I log into Squarespace, choose the newsletter (the cool name for blog), and hit the add new button. I cut and paste the words from iA Writer into the post, add a photo or two, choose a title, add some hashtags and other SEO stuff, and hit publish. 10 minutes tops.
Then I jump over to the marketing tab in Squarespace, choose email campaign, and copy the writing into an email blast to the subscribers.
Then I sit back and watch literally nothing happen. I love it. If you’re doing all this for anybody other than yourself, it will feel forced, fraudulent, it’ll become a chore. My publishing commitment and schedule is self-imposed. It has to be. I don't have a client, a publisher, a deadline, or anything other than my own promise, like a kid with a fake ID trying to get into the writers' club. If you’re reading this, know that very few other people have.
The Writing
This is the fun part. I don’t have a plan when I sit down to write. Honestly, I just start typing, either on the typewriter or keyboard in iA Writer, and surprise myself with what comes out. Usually, I start with a small recent observation, boring, common. As I describe it, I am reminded of something else, a feeling, a memory. Every single time, I realize something new about myself. This is the biggest advice I can give you. Write for yourself. I have no interest in creating content to impress an algorithm or writing on a topic I’m not interested in only because I know it’s popular.

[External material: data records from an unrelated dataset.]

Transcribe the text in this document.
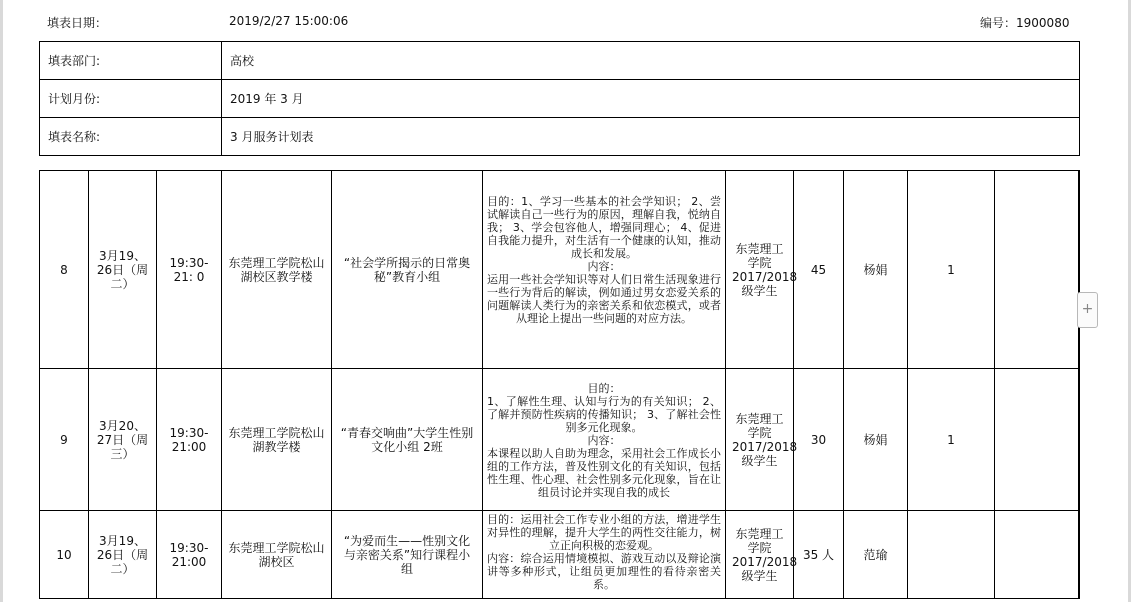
填表日期：	2019/2/27 15:00:06	编号：1900080
填表部门:	高校
计划月份:	2019 年 3 月
填表名称:	3 月服务计划表
8	3月19、26日（周二）	19:30-21: 0	东莞理工学院松山湖校区教学楼	“社会学所揭示的日常奥秘”教育小组	目的：1、学习一些基本的社会学知识； 2、尝试解读自己一些行为的原因，理解自我，悦纳自我； 3、学会包容他人，增强同理心； 4、促进自我能力提升，对生活有一个健康的认知，推动成长和发展。
内容：
运用一些社会学知识等对人们日常生活现象进行一些行为背后的解读，例如通过男女恋爱关系的问题解读人类行为的亲密关系和依恋模式，或者从理论上提出一些问题的对应方法。	东莞理工学院2017/2018级学生	45	杨娟	1		
9	3月20、27日（周三）	19:30-21:00	东莞理工学院松山湖教学楼	“青春交响曲”大学生性别文化小组 2班	目的：
1、了解性生理、认知与行为的有关知识； 2、了解并预防性疾病的传播知识； 3、了解社会性别多元化现象。
内容：
本课程以助人自助为理念，采用社会工作成长小组的工作方法，普及性别文化的有关知识，包括性生理、性心理、社会性别多元化现象，旨在让组员讨论并实现自我的成长	东莞理工学院2017/2018级学生	30	杨娟	1		
10	3月19、26日（周二）	19:30-21:00	东莞理工学院松山湖校区	“为爱而生——性别文化与亲密关系”知行课程小组	目的：运用社会工作专业小组的方法，增进学生对异性的理解，提升大学生的两性交往能力，树立正向积极的恋爱观。
内容：综合运用情境模拟、游戏互动以及辩论演讲等多种形式，让组员更加理性的看待亲密关系。	东莞理工学院2017/2018级学生	35 人	范瑜			
+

Sometimes, when I sit down to write, it seems effortless. Words jump onto the page and the typewriter dings faster and faster. That happens about half the time. The other half of the time, I sit there, blinking cursor teasing me. Bukowski's poem, 8 Count, with his typewriter tombstone still, repeats in my head. But I don't mind these times. If the words aren't coming easily, I don't push it. Sometimes the inspiration comes at strange times, days or weeks later. When it does come, the surprise that it's here is half the fun of writing.
The Photography
The storytelling aspect of writing informs my photography, or at least the photography I'd like to make. They complement each other. The story is often found in the in-between moments, the preparation or the cleanup, and it is fun to look for the less obvious images that push the plot of the story forward. The visual notebook of photos is my personal journal, and the photos add specifics and memories that I rely on when writing.

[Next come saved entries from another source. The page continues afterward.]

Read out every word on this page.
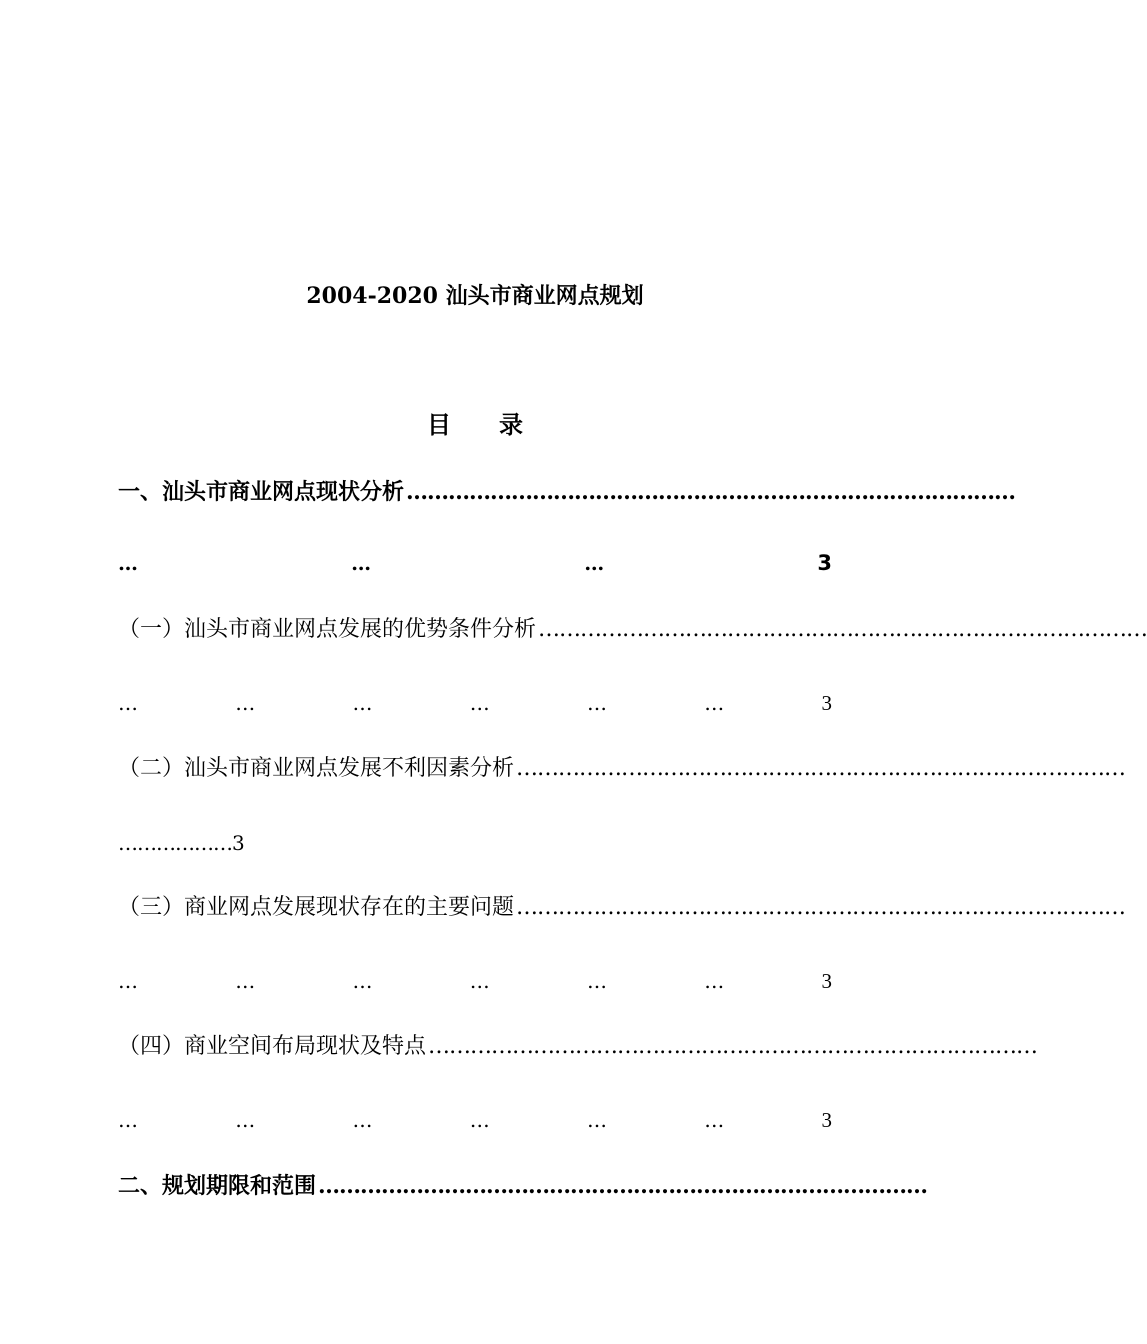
2004-2020 汕头市商业网点规划
目 录
一、汕头市商业网点现状分析 ……………………………………………………………………………
…	…	…	3
（一）汕头市商业网点发展的优势条件分析 ……………………………………………………………………………
…	…	…	…	…	…	3
（二）汕头市商业网点发展不利因素分析 ……………………………………………………………………………
………………3
（三）商业网点发展现状存在的主要问题 ……………………………………………………………………………
…	…	…	…	…	…	3
（四）商业空间布局现状及特点 ……………………………………………………………………………
…	…	…	…	…	…	3
二、规划期限和范围 ……………………………………………………………………………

I probably shoot relatively little, taking only one or two photos a day, sometimes none. As a dad, my days are filled with commutes to school, homework, grocery shopping, dinner making, all that stuff. It gives a different perspective to the times of the golden hours around sunrise and sunset. They're the best times of the day, not because of the great light for photography, but because of the time I have with family. I've learned to enjoy photography in the harsh mid-day sun, while the kids are in school, while I'm on a stroll around the neighborhood, or while I'm writing in my truck in the Whole Foods parking lot.
I often revert back to lessons learned from reading my favorite writer, Joan Didion. I relate so much to her essay, Why I write. She said,
I write entirely to find out what I'm thinking, what I'm looking at, what I see and what it means.
All of this process, choosing which space pen to write with on which Field Notes or Moleskine notebook, which typewriter to use or which mechanical keyboard with which word processing software, which camera, film, scanner, presets, website hosting, external hard drives, which words to write and when, or which photos to take and where, all of these endless process details seem pointless but they answer questions about myself I didn't know I was asking. They document where I am in this world, at this moment, and the thoughts I realize after the fact make it all worth it.